Two women friends discussing slugs and snails: “I find that eggshells baked in the Aga then crushed works quite nicely.”
I wasn’t eavesdropping, honestly 🙂

10 thoughts on “Rewilding – the Chelsea Flower Show 2019

  1. I would so love to go to Chelsea, just to say I had been. I went to Gardening Live several years ago and had a great time and mst of the gardens were walkthroughs so you got really close up to the plants, features hard landscaping which made for a much more informative experience than just looking from the front.


  2. How lovely to see plants taking the foreground again – I have felt that the last few years there has been a bit too much ‘hardware’ in many gardens. Although last year I didn’t see much of the coverage at all. Gorgeous photos Sam. So many favourite and familiar plants in pretty combinations. Thank you for sharing your images and impressions. 🙂


  3. As I am a) not smart and shiny and b) not in possession of a spare hundred pounds, I fear I may never make it to Chelsea. Instead I shall enjoy your lovely posts. Your photos are beautiful, even if it was the wrong lens.


  4. The eggshells thing is nonsense. I tried it here and the slugs fell over laughing, before eating everything. About to try helix tosta…I shall report back.
    I’ve never been to Chelsea and am interested in your thoughts and observations. It made me smile that ‘designers’ are turning to the wild for inspiration. Long may it last, but I fear it may just be another fashionable fad. xx


  5. This is such a treat for those of us far from Chelsea. Thank you for the detailed close-ups of the planting. (Zoom in. That was the only thing I learned on a far-too-technical, all men except for me, conversation solely about a) cameras and b) motorbikes weekend photo course in the far North West of Scotland). I’ve obviously watched enough coverage on TV to be able to identify most of the gardens from your close-ups! Am I the only one to feel dreadfully sorry for the designers interviewed who got less than a gold medal? They all share the same look of ‘I’m pretending I’m delighted but actually I want to throw myself down on the ground and cry’. And the poor garden which was the only bronze! Which seemed perfectly nice to me but it all seems to come down to delivering the brief/answer the exam question. I do wonder if the judges are unable to award some designers less than a gold, because then the horticultural establishment would be shaken and the temple would come crashing down. But maybe that’s the dour Scot in me!
    LOVED your overheard conversations! I have observed that Aga owners have the same trait as iPhone owners. Lesser mortals would say ‘eggshells dried in the oven’, and ‘this is a photo I took on my phone’, but if you have an Aga or an iPhone the make HAS to be mentioned. I am sometimes tempted to post on Instagram saying ‘this is a photo I took on my Samsung Galaxy S6’.

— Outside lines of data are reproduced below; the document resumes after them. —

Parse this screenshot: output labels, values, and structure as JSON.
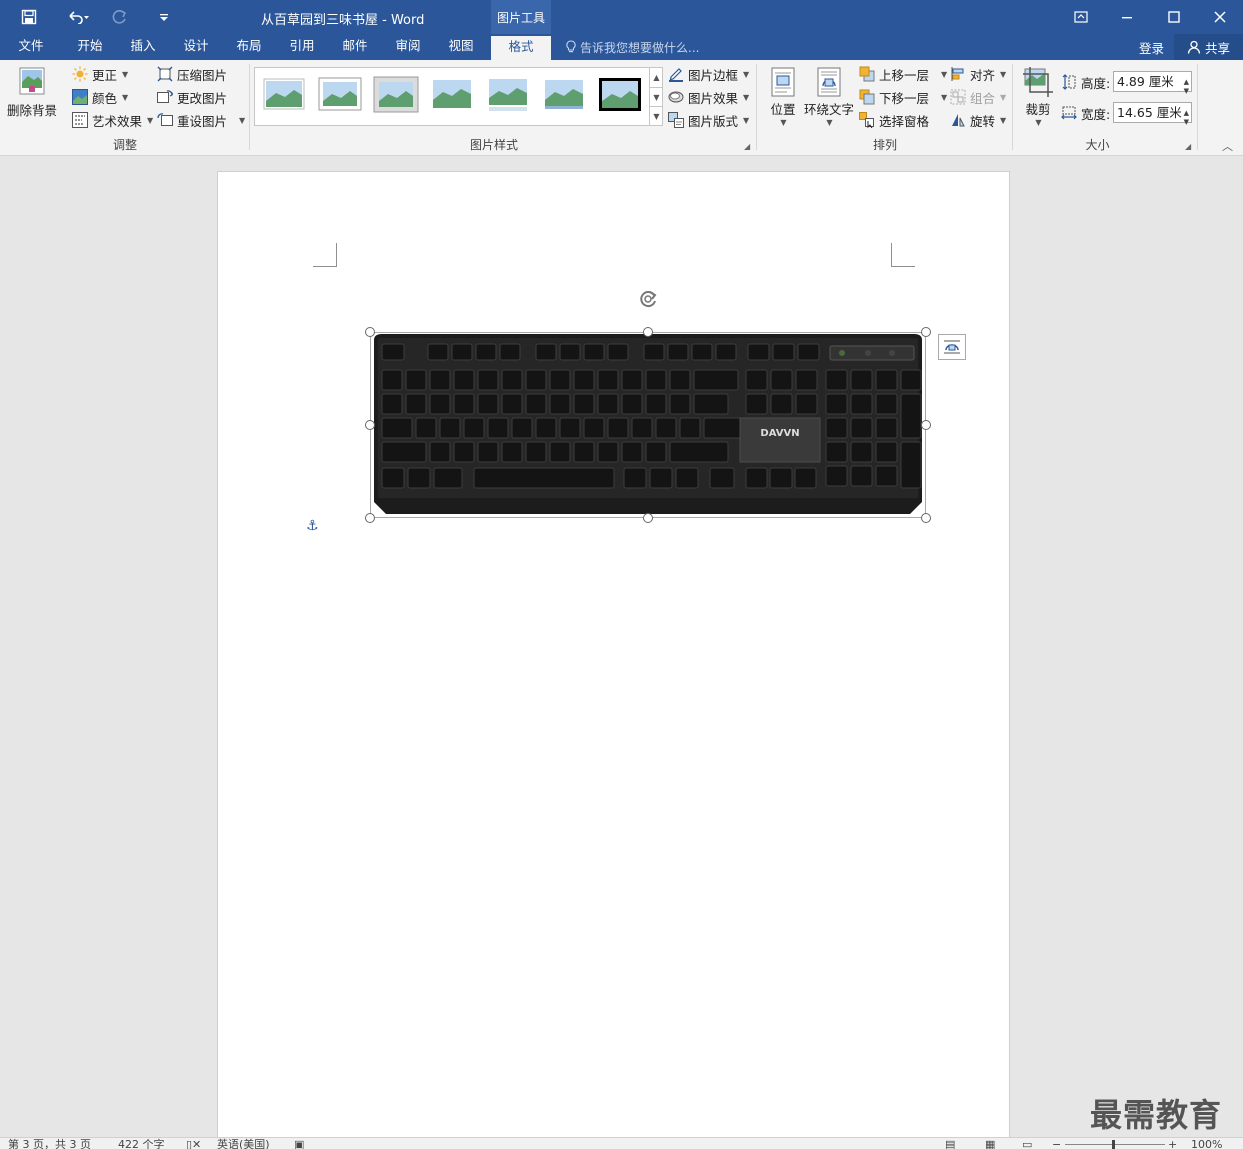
{
  "window": {
    "title": "从百草园到三味书屋 - Word",
    "context_tools": "图片工具",
    "controls": [
      "restore-ribbon-icon",
      "minimize-icon",
      "maximize-icon",
      "close-icon"
    ]
  },
  "quick_access": {
    "icons": [
      "save-icon",
      "undo-icon",
      "redo-icon",
      "customize-icon"
    ]
  },
  "tabs": {
    "file": "文件",
    "home": "开始",
    "insert": "插入",
    "design": "设计",
    "layout": "布局",
    "references": "引用",
    "mailings": "邮件",
    "review": "审阅",
    "view": "视图",
    "format": "格式",
    "active": "格式"
  },
  "tellme": {
    "placeholder": "告诉我您想要做什么..."
  },
  "account": {
    "login": "登录",
    "share": "共享"
  },
  "ribbon": {
    "adjust": {
      "label": "调整",
      "remove_bg": "删除背景",
      "corrections": "更正",
      "color": "颜色",
      "artistic": "艺术效果",
      "compress": "压缩图片",
      "change": "更改图片",
      "reset": "重设图片"
    },
    "styles": {
      "label": "图片样式",
      "border": "图片边框",
      "effects": "图片效果",
      "layout": "图片版式",
      "thumb_count": 7,
      "selected_thumb": 7
    },
    "arrange": {
      "label": "排列",
      "position": "位置",
      "wrap": "环绕文字",
      "forward": "上移一层",
      "backward": "下移一层",
      "selection_pane": "选择窗格",
      "align": "对齐",
      "group": "组合",
      "rotate": "旋转"
    },
    "size": {
      "label": "大小",
      "crop": "裁剪",
      "height_label": "高度:",
      "height_value": "4.89 厘米",
      "width_label": "宽度:",
      "width_value": "14.65 厘米"
    }
  },
  "document": {
    "image_alt": "keyboard-photo"
  },
  "statusbar": {
    "page": "第 3 页，共 3 页",
    "words": "422 个字",
    "language": "英语(美国)",
    "zoom": "100%"
  },
  "watermark": "最需教育",
  "colors": {
    "accent": "#2b579a",
    "ribbon_bg": "#f3f3f3",
    "doc_bg": "#e6e6e6"
  }
}
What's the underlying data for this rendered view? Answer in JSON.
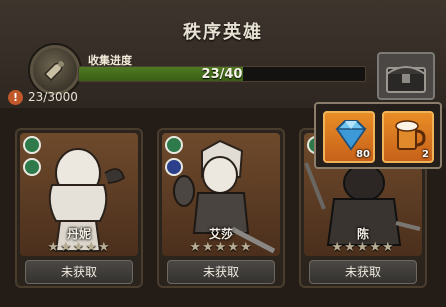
{
  "header": {
    "title": "秩序英雄",
    "collection_label": "收集进度",
    "collection_progress_text": "23/40",
    "collection_progress": 0.575,
    "points_text": "23/3000",
    "points_icon": "alert-icon"
  },
  "heroes": [
    {
      "name": "丹妮",
      "stars_total": 5,
      "stars_filled": 0,
      "status": "未获取",
      "badges": [
        "tree-icon",
        "sprout-icon"
      ]
    },
    {
      "name": "艾莎",
      "stars_total": 5,
      "stars_filled": 0,
      "status": "未获取",
      "badges": [
        "tree-icon",
        "shield-icon"
      ]
    },
    {
      "name": "陈",
      "stars_total": 5,
      "stars_filled": 0,
      "status": "未获取",
      "badges": [
        "tree-icon",
        "shield-icon"
      ]
    }
  ],
  "reward_popup": {
    "items": [
      {
        "icon": "diamond-icon",
        "qty": "80"
      },
      {
        "icon": "beer-mug-icon",
        "qty": "2"
      }
    ]
  },
  "colors": {
    "progress_fill": "#4f7a22",
    "reward_bg": "#e88d26",
    "badge_green": "#2f7a4a",
    "badge_blue": "#2b3f8a"
  }
}
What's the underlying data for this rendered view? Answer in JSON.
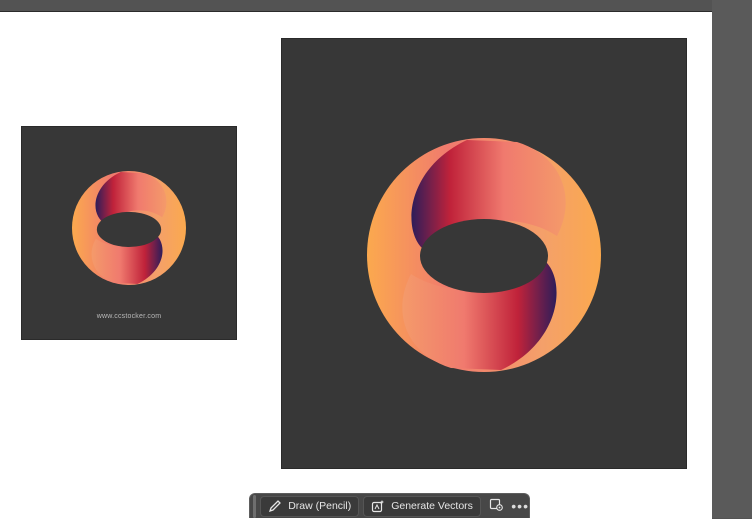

  6. Thanks for grouping your photos, Sam – I enjoyed looking at thim in this tgemed way. Glad you had a good day – is it really £100 fir a full day? I hadn’t realised it was so much more exoensive than the other shows


  7. You are fortunate that you still have the Chelsea Show. Our San Francisco Flower and Garden Show was excellent for a few years after getting established, but has been declining for the past many years. Horticulture just is not regarded as it once was.


  8. Love all the wildflowers – most I don’t recognize. I imagine that the incongruity of fashionable dress and wild plants made the event that much more interesting.


  9. I’m spending a wet afternoon catching up up on blog posts Sam and really enjoyed seeing Chelsea through your eyes. Fabulous photos. It’s been some years since I’ve been to Chelsea. We debated going this year but it’s a very expensive day out from this part of the world. I was interested in your comment that the evening ticket gave you long enough. We may do that next year although I will have to put my running shoes on.